The herbal supplement made from purple coneflower is being used by millions world over to prevent or treat colds. The reports of a large and rigorous study published in The New England Journal of Medicine says that echinacea neither prevented colds nor eased cold symptoms. Some had hypothesized that interleukin-8 was stimulated by echinacea, enabling the herb to stop colds.
The study, involved 437 people who volunteered to have cold viruses dripped into their noses. Some swallowed echinacea for a week beforehand, others a placebo. Still others took echinacea or a placebo at the time they were infected.
The subjects were secluded in hotel rooms for five days while scientists examined them for symptoms and took nasal washings to look for the virus and for an immune system protein, interleukin-8.
But the investigators found that those who took echinacea fared no differently from those who took a placebo: they were just as likely to catch a cold, their symptoms were just as severe, they had just as much virus in their nasal secretions, and they made no more interleukin-8.
However, some researchers believe that we still need further investigation, with stronger doses and with echinacea species and preparations different from those used in this study.
But many researchers strongly hold the view that echinacea is not an effective cold remedy. While the herb is generally safe, some people are allergic to it, and it can lower blood levels of theophylline, a drug used by people who have asthma, as well as levels of medications used to treat diabetes.
The study originated at the national center, which has been exploring the efficacy of supplements Americans were consuming.
A national survey last year by the National Center for Health Statistics found that echinacea was the most popular natural product, used by some 14,665,000 people, or 40 per cent of those who used natural products. The American Botanical Council, a nonprofit group that promotes the use of herbal supplements, says sales of echinacea products in 2004 were about $155 million.
A few years ago, the National Center for Complementary and Alternative Medicine sponsored two other large studies of echinacea, one in children and the other in college students. In both studies, patients who already had a cold took the herb, which had no effect on their symptoms or the cold's duration when compared with a placebo.

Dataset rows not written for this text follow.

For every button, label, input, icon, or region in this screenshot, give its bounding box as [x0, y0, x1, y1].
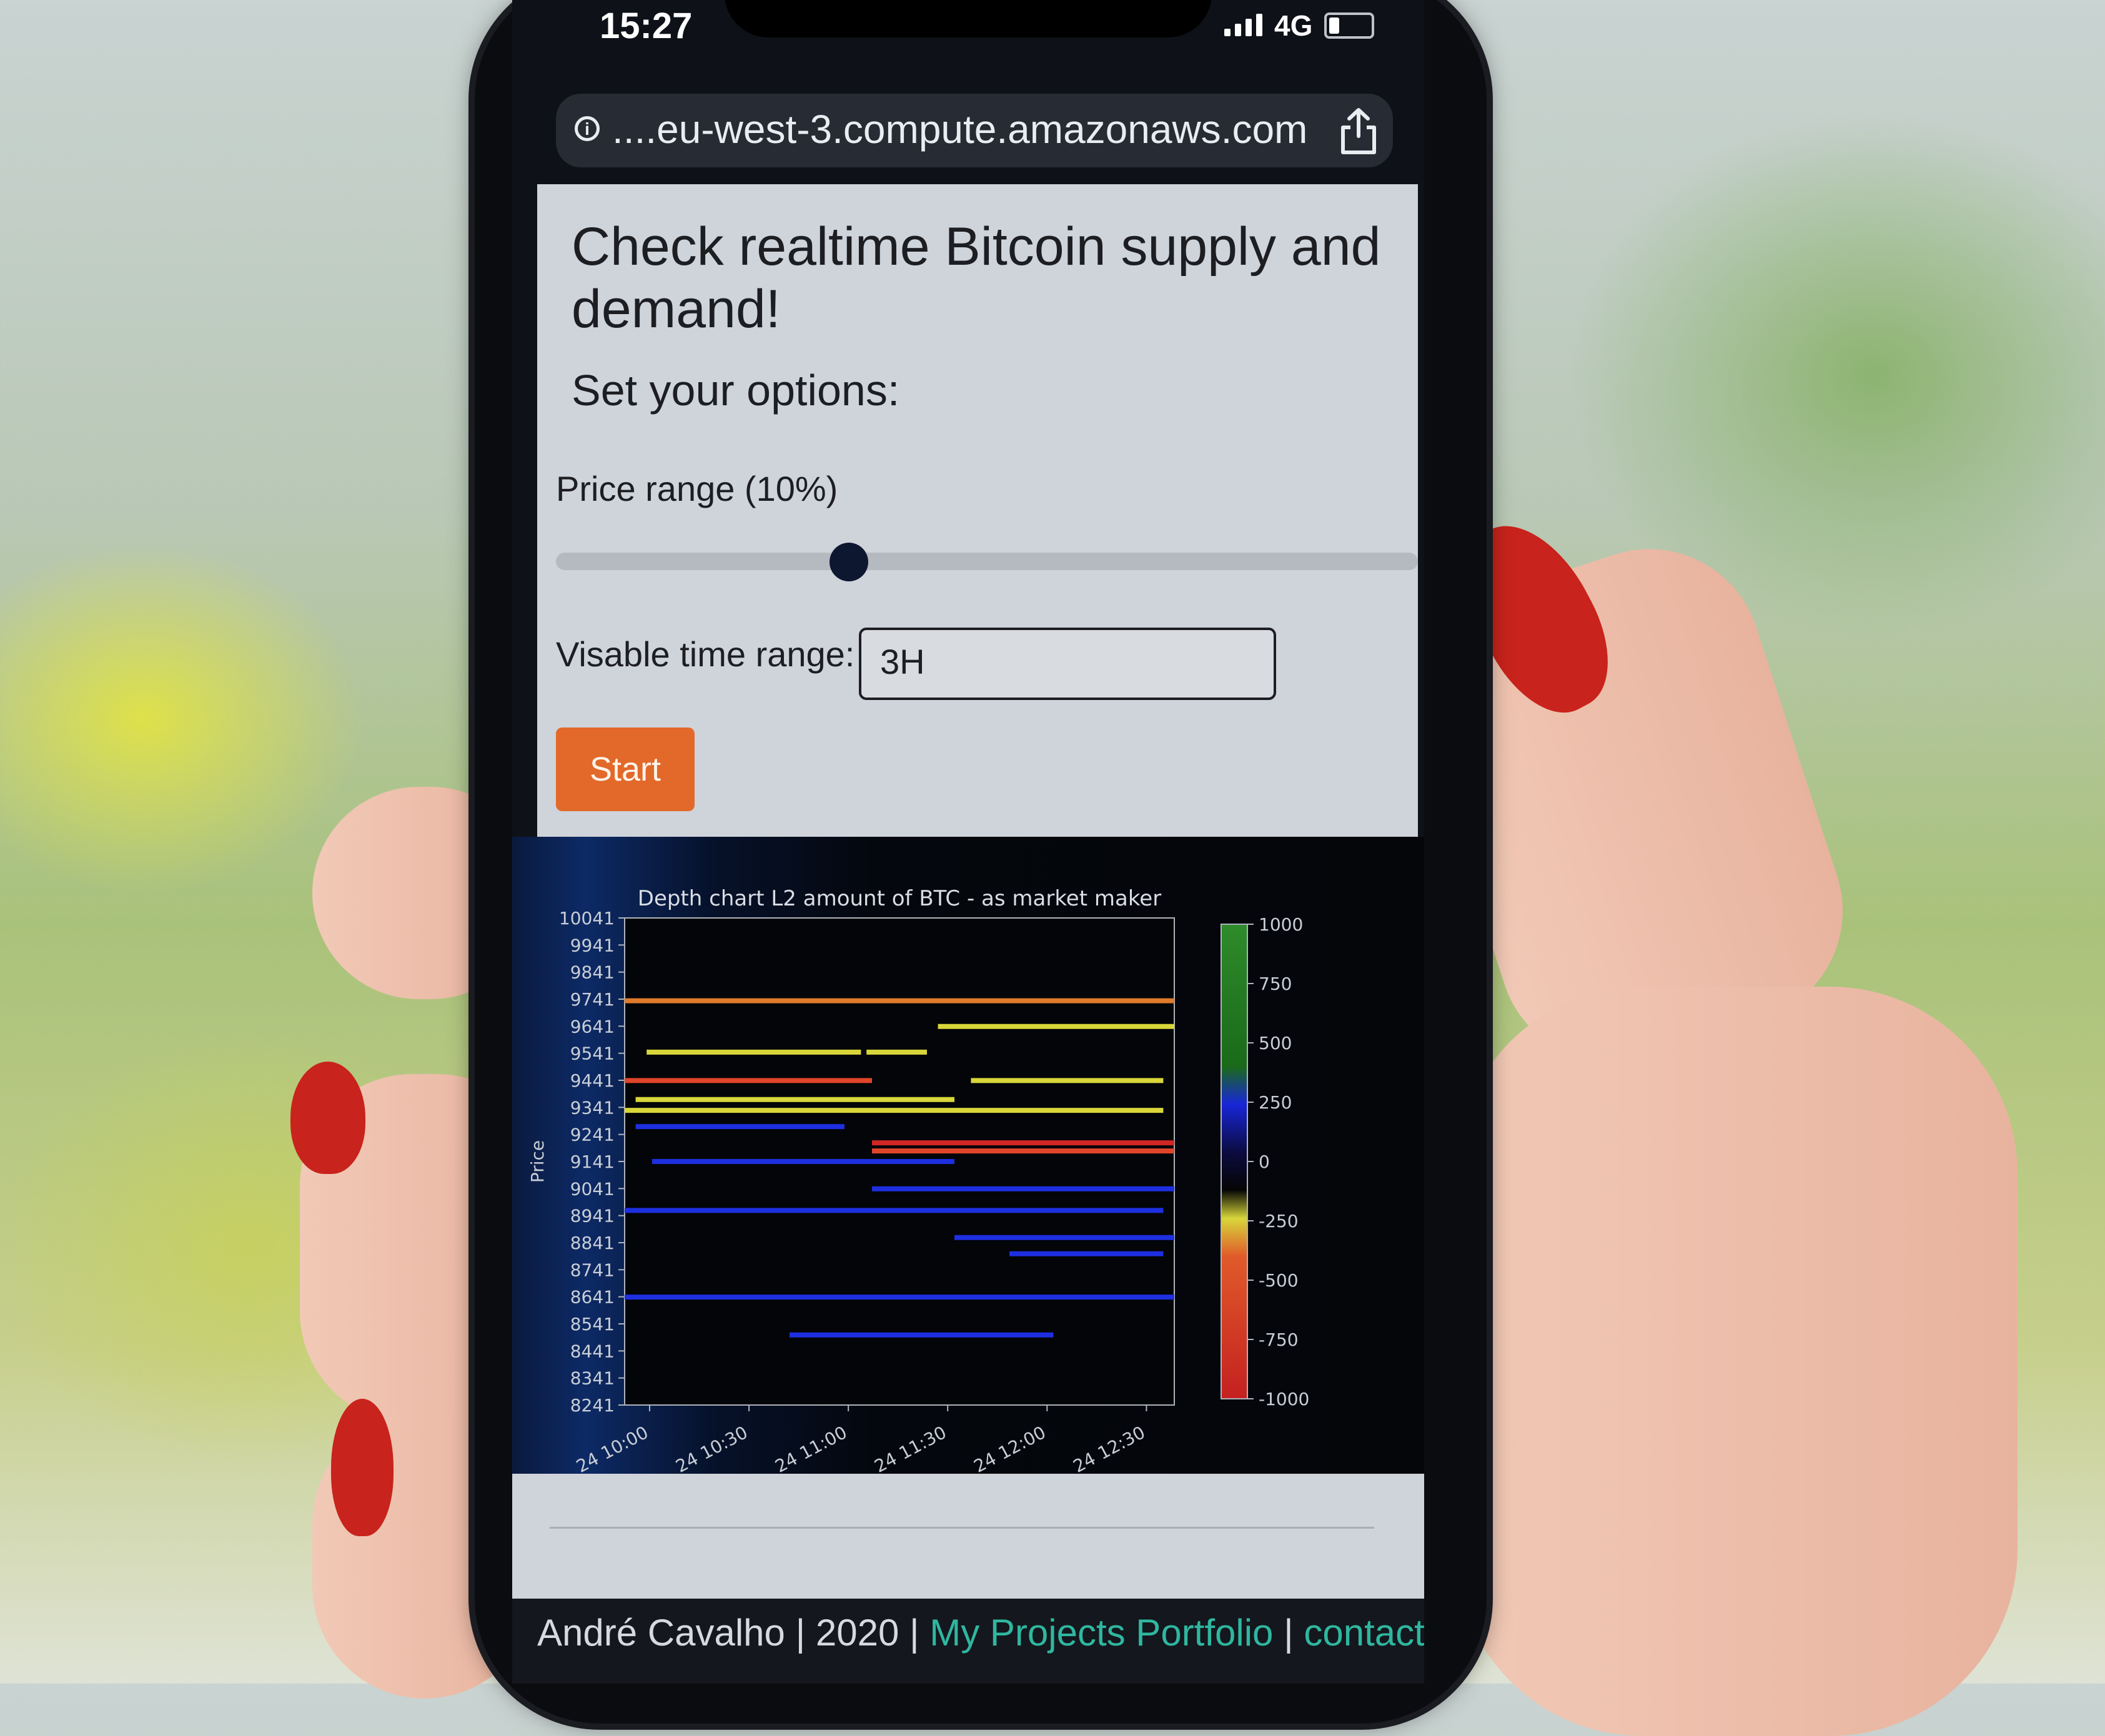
y-tick-label: 8741 — [570, 1260, 615, 1280]
y-tick-label: 8541 — [570, 1314, 615, 1334]
y-tick-label: 9941 — [570, 935, 615, 955]
page-title: Check realtime Bitcoin supply and demand… — [572, 217, 1381, 339]
network-type: 4G — [1274, 9, 1313, 42]
y-tick-label: 8841 — [570, 1233, 615, 1253]
x-tick-label: 24 12:00 — [971, 1422, 1049, 1474]
footer: André Cavalho | 2020 | My Projects Portf… — [512, 1599, 1424, 1684]
y-tick-label: 9641 — [570, 1016, 615, 1037]
y-tick-label: 9841 — [570, 962, 615, 983]
contact-link[interactable]: contact — [1304, 1612, 1424, 1654]
options-heading: Set your options: — [572, 366, 900, 415]
colorbar-tick-label: 0 — [1259, 1152, 1270, 1172]
y-tick-label: 9241 — [570, 1125, 615, 1145]
status-time: 15:27 — [600, 6, 693, 46]
right-palm — [1455, 987, 2018, 1736]
url-text[interactable]: ....eu-west-3.compute.amazonaws.com — [612, 106, 1307, 152]
footer-author: André Cavalho | 2020 | — [537, 1612, 930, 1654]
colorbar-tick-label: 750 — [1259, 974, 1292, 994]
info-icon[interactable]: i — [575, 116, 600, 141]
address-bar[interactable]: i ....eu-west-3.compute.amazonaws.com — [556, 94, 1393, 167]
phone-screen: 15:27 4G i ....eu-west-3.compute.amazona… — [512, 0, 1424, 1684]
colorbar-tick-label: 1000 — [1259, 914, 1303, 935]
y-tick-label: 9441 — [570, 1070, 615, 1091]
x-tick-label: 24 11:30 — [871, 1422, 949, 1474]
depth-chart: Depth chart L2 amount of BTC - as market… — [527, 886, 1309, 1477]
notch — [725, 0, 1212, 37]
y-tick-label: 8641 — [570, 1287, 615, 1308]
battery-icon — [1324, 12, 1374, 39]
x-tick-label: 24 10:00 — [573, 1422, 651, 1474]
colorbar-tick-label: -250 — [1259, 1211, 1299, 1231]
nail — [290, 1062, 365, 1174]
y-tick-label: 8941 — [570, 1206, 615, 1226]
y-tick-label: 9341 — [570, 1097, 615, 1118]
y-tick-label: 8341 — [570, 1368, 615, 1389]
portfolio-link[interactable]: My Projects Portfolio — [929, 1612, 1273, 1654]
time-range-input[interactable]: 3H — [859, 628, 1276, 700]
colorbar-tick-label: 250 — [1259, 1092, 1292, 1113]
colorbar-tick-label: -500 — [1259, 1270, 1299, 1291]
y-tick-label: 9141 — [570, 1152, 615, 1172]
footer-separator: | — [1273, 1612, 1304, 1654]
divider — [550, 1527, 1374, 1529]
depth-chart-area: Depth chart L2 amount of BTC - as market… — [512, 837, 1424, 1477]
y-tick-label: 9041 — [570, 1178, 615, 1199]
x-tick-label: 24 10:30 — [672, 1422, 751, 1474]
share-icon[interactable] — [1337, 106, 1380, 156]
price-range-slider[interactable] — [556, 553, 1418, 570]
time-range-label: Visable time range: — [556, 634, 855, 674]
colorbar — [1221, 924, 1248, 1399]
colorbar-tick-label: -750 — [1259, 1329, 1299, 1350]
footer-spacer — [512, 1474, 1424, 1599]
x-tick-label: 24 11:00 — [771, 1422, 850, 1474]
start-button[interactable]: Start — [556, 727, 695, 811]
y-tick-label: 9541 — [570, 1043, 615, 1064]
slider-thumb[interactable] — [830, 543, 869, 581]
signal-icon — [1224, 14, 1262, 36]
chart-title: Depth chart L2 amount of BTC - as market… — [638, 886, 1161, 911]
y-tick-label: 8241 — [570, 1395, 615, 1416]
y-axis-label: Price — [527, 1140, 548, 1183]
y-tick-label: 10041 — [559, 908, 615, 929]
x-tick-label: 24 12:30 — [1070, 1422, 1149, 1474]
status-bar: 15:27 4G — [512, 0, 1424, 75]
y-tick-label: 8441 — [570, 1341, 615, 1361]
colorbar-tick-label: 500 — [1259, 1033, 1292, 1053]
nail — [331, 1399, 394, 1536]
price-range-label: Price range (10%) — [556, 469, 838, 508]
y-tick-label: 9741 — [570, 989, 615, 1010]
options-panel: Check realtime Bitcoin supply and demand… — [537, 184, 1418, 837]
colorbar-tick-label: -1000 — [1259, 1389, 1309, 1409]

The centre took the opportunity to study echinacea as a cold preventative with the most rigorous and sensitive test available. To begin with, the 300-milligram dose was determined by a world-renowned expert, Dr. Rudolph Bauer, a professor of pharmaceutical biology at the Karl-Franzens University in Graz, Austria. That dose was one that had been employed in previous studies and the one that the World Health Organization had described as most often used by consumers.
And the investigators were looking at the relevant measures of infection and symptoms in their search for the virus and interleukin-8.
The American Botanical Council also called for more research. Mark Blumenthal, the group's founder and executive director, said in a press release that among other things, the herb should be tested at a higher dose.
But in an editorial accompanying paper said there was no reason to have believed that echinacea was effective against colds in the first place. In the early 20th century, echinacea "somehow became popular for the treatment of respiratory illness in Germany," while in the United States it was used for wound healing and other purposes for which today people would take an antibiotic. Its use faded away when real antibiotics were discovered, but it re-emerged in the 1960's as a cold remedy, with no particular reason to think it would work.